Dix-neuf personnes sont jugées à partir de ce lundi devant le tribunal correctionnel de Châteauroux (Indre).
Elles sont suspectées d’avoir accueilli, entre 2010 et 2017, des enfants placés par l’Aide sociale à l’enfance alors qu’elles n’avaient pas l’agrément nécessaire.
Certains mineurs auraient subi des violences et des humiliations.
C’est un procès « hors norme » qui s’ouvre ce lundi 14 octobre à Châteauroux (Indre). Quelque 19 personnes seront jugées jusqu’à vendredi pour avoir accueilli sans agrément des mineurs, dont certains auraient subi des violences physiques, psychologiques, des humiliations et du travail forcé.
De 2010 à 2017, des dizaines d’enfants ont ainsi été confiés illégalement par l’Aide sociale à l’enfance (nouvelle fenêtre) (ASE) du Nord à une structure d’accueil située dans l’Indre, qui ne disposait pas de l’agrément nécessaire. Pour certaines de ces familles, un premier agrément avait même été retiré, après des condamnations pour agressions sexuelles sur mineurs, comme l’ont révélé la cellule investigation de Radio France (nouvelle fenêtre) et Médiapart (nouvelle fenêtre).
« Un procès avec autant de maltraitances, je n’avais jamais vu ça »
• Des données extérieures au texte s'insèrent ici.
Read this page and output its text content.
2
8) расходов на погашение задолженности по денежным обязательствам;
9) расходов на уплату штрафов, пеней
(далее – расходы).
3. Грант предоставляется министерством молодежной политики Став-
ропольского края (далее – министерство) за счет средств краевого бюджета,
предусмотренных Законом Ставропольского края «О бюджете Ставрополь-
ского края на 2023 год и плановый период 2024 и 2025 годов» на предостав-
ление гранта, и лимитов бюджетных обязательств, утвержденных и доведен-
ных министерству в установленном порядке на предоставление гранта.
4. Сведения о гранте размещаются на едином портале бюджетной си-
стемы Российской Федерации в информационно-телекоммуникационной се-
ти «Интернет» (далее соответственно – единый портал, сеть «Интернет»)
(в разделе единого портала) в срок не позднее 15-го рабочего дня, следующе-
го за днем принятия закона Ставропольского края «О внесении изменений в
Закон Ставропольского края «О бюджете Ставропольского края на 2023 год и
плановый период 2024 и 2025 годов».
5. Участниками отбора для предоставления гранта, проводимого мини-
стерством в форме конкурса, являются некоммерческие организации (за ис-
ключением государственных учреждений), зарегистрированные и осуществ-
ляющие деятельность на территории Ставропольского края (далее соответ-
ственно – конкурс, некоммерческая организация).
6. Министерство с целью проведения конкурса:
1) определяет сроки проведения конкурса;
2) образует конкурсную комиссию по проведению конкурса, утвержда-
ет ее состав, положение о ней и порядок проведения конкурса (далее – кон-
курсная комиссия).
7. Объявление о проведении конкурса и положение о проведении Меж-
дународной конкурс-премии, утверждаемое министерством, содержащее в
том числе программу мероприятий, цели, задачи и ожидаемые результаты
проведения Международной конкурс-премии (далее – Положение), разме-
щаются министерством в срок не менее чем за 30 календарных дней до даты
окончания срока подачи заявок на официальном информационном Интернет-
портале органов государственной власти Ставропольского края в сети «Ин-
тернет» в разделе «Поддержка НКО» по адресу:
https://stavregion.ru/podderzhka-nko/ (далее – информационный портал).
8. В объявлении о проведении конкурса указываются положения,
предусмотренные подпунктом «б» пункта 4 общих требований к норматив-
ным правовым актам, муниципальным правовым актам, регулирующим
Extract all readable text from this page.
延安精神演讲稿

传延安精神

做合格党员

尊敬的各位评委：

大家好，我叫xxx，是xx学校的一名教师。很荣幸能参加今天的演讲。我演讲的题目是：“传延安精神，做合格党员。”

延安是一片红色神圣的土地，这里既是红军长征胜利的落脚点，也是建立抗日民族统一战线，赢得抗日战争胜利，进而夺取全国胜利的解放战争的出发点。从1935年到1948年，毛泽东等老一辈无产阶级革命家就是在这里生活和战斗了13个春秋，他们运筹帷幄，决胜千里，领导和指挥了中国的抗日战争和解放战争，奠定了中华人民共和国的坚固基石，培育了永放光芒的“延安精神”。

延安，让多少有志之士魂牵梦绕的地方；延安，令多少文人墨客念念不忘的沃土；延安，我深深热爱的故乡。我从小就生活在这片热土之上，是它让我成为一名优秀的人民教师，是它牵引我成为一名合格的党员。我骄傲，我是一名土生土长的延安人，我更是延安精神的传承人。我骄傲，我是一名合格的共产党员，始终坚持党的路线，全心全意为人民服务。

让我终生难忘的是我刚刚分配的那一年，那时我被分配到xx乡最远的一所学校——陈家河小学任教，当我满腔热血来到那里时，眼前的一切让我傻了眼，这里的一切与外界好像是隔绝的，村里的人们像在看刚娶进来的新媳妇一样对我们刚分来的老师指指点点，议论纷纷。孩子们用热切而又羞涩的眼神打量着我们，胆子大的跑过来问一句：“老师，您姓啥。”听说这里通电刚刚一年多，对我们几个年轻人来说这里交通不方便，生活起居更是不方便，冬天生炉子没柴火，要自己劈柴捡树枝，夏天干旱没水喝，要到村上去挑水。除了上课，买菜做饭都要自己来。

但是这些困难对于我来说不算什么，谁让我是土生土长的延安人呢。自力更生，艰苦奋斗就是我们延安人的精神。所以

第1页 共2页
Au total, des dizaines d’enfants auraient été confiés à la structure « Enfance et bien-être », contre des indemnités qui s’élèveraient au moins à 630.000 euros sur sept ans. Ils ont été accueillis par des familles de l’Indre, de la Creuse et de la Haute-Vienne . Plus grave encore, une partie de ces mineurs racontent avoir été victimes de diverses violences : sévices, surdosages médicamenteux, travail forcé ou encore humiliations régulières. « Certains de ces enfants ont été esclavagisés, nous avons été terrifiés en découvrant l’ampleur du dossier », s’indigne Me Jean Sannier, un des avocats des parties civiles, interrogé par l’AFP. Au moins cinq d’entre eux devraient témoigner lors du procès.
Selon l’enquête, l’affaire éclate après l’hospitalisation pour « une chute à vélo » d’un des enfants qui refuse, après une semaine de coma, de retourner chez son bourreau. Un signalement au parquet est alors effectué, qui met au jour des faits répétés commis entre 2010 et 2017. « Cette histoire a été dévoilée après des faits atroces. Les enquêteurs remontent alors jusqu’à cette structure au nom poétique, ‘Enfance et bien-être' », et jusqu’à deux fondateurs présumés, explique encore Me Sannier.
Pour les parties civiles, « nous sommes clairement sur un procès hors norme », indique l’avocat. « Un procès de cette ampleur, impliquant autant de gens, avec autant de maltraitances, je n’avais jamais vu ça. » « Le silence assourdissant de l’ASE » est « hallucinant », poursuit-il. « Nous avons eu des signalements répétés pendant des années auprès de l’ASE, la carence est immense. »
Dix-neuf personnes sont donc appelées à comparaître pour violences, travail dissimulé en bande organisée, accueil de mineurs sans déclaration préalable, administration de substance nuisible ou usage de faux en écriture. Parmi les prévenus figurent deux responsables présumés de l’association « Enfance et bien-être ».
En revanche, aucun responsable de l’ASE ne sera jugé, ce que regrettent les parties civiles. « L’ASE, qui coûte plus de neuf milliards d’euros par an, confie parfois des enfants à des gens qui n’ont pas d’agréments, mais personne ne rend de comptes », s’étonne Me Sellier. Le département du Nord, censé délivrer l’agrément nécessaire aux familles, s’est refusé à « tout commentaire en attente du jugement ».